La verità è più semplice. Il Castellini fece a Vezza, come sempre, il suo dovere di comandante, rimanendo in mezzo alle compagnie senza spavalderia e senza paura, ordinando, provvedendo, pagando, se occorresse, di persona: e cadde, come cadono i forti nelle battaglie.

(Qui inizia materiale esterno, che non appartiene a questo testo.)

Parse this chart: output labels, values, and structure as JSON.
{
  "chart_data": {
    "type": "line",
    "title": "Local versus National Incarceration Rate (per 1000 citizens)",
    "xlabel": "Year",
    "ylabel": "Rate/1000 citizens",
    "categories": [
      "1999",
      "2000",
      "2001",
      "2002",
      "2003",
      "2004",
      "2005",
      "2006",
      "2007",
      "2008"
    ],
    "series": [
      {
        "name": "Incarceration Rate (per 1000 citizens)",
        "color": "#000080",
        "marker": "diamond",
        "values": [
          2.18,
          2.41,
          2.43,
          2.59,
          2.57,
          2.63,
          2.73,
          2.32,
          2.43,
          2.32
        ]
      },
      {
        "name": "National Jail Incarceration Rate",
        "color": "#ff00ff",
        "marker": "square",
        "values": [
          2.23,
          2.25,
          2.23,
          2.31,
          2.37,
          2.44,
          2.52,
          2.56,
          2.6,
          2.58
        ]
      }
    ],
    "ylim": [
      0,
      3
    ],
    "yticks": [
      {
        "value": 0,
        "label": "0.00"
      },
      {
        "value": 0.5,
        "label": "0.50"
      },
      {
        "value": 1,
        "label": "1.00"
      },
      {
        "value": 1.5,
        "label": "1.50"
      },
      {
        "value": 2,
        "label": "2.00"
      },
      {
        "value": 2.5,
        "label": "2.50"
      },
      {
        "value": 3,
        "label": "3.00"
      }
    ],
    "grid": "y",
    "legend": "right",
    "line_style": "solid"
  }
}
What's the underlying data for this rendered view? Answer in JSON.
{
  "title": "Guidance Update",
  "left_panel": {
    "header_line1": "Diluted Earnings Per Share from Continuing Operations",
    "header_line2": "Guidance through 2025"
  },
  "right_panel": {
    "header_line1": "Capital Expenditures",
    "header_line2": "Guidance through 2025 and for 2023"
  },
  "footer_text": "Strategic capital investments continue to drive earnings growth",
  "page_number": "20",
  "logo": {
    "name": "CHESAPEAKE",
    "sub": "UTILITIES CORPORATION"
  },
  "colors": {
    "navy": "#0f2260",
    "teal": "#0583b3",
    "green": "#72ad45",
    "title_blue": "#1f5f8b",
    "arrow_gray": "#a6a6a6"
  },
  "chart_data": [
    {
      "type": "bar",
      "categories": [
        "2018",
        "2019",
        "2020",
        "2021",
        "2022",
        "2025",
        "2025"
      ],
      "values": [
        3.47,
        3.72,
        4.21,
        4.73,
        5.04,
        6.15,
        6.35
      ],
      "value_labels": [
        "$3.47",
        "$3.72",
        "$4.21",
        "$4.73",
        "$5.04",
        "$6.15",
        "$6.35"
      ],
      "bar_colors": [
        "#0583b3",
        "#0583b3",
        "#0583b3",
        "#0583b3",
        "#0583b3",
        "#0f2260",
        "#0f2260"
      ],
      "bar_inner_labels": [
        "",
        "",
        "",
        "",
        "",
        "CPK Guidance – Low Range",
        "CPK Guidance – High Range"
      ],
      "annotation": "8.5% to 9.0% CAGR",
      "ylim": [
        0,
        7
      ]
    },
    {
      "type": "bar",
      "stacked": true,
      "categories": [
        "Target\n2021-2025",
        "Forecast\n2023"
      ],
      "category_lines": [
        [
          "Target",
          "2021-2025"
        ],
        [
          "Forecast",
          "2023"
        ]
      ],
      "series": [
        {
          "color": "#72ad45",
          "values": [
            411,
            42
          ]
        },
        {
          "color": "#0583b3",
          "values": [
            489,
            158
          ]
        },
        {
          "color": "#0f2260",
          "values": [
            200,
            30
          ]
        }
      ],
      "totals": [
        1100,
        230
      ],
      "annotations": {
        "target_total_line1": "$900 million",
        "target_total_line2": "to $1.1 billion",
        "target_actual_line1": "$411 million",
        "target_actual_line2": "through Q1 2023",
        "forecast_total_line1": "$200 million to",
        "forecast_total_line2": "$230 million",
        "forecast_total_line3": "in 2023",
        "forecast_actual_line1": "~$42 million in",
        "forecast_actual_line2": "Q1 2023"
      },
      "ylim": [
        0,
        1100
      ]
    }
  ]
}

La tela bianca del berretto, che egli solo usava, il cappottone oscuro, i galloni d'oro alle maniche, l'alta persona, attirarono sopra di lui l'occhio del nemico. Ferito al naso, non se ne diede neppure per inteso; passò il braccio sotto quello dell'aiutante maggiore Mantegazza, e continuò ad impartire freddamente il comando. “Ouii, ghe n'è un'altra”, si accontentò di soggiungere, quando la seconda palla lo colpì sopra il gomito; e non se ne curò più che tanto. Staccatosi poi dal Mantegazza, per esaminare una posizione, stramazzò fulminato in pieno petto, frammezzo ai due intrepidi trombettieri piemontesi, che non si scostarono da lui un solo istante.
Pochi, durante l'azione, conobbero la sua morte: ufficiali e bersaglieri continuarono a combattere, gareggiando di audacia e di sangue freddo, grazie allo spirito di abnegazione, che il valoroso comandante aveva loro saputo infondere nell'animo. L'ultimo assalto del villaggio, che si condanna come insensato, venne dato dal battaglione, ormai ridotto troppo sottile, quando il Castellini era già morto.
Quell'assalto disperato, che fece maraviglia anche ai nemici, non ha bisogno di giustificazione, chè tutti, militari o non, intendono, che allora si trattò di una di quelle inspirazioni che salvano da un mal passo. E io benedirò sempre al Castellini, il quale seppe imprimere ai bersaglieri quello slancio, che li portò a caricare senza contarsi, senza ragionarvi su, per un profondo sentimento del dovere, in obbedienza agli ordini ricevuti.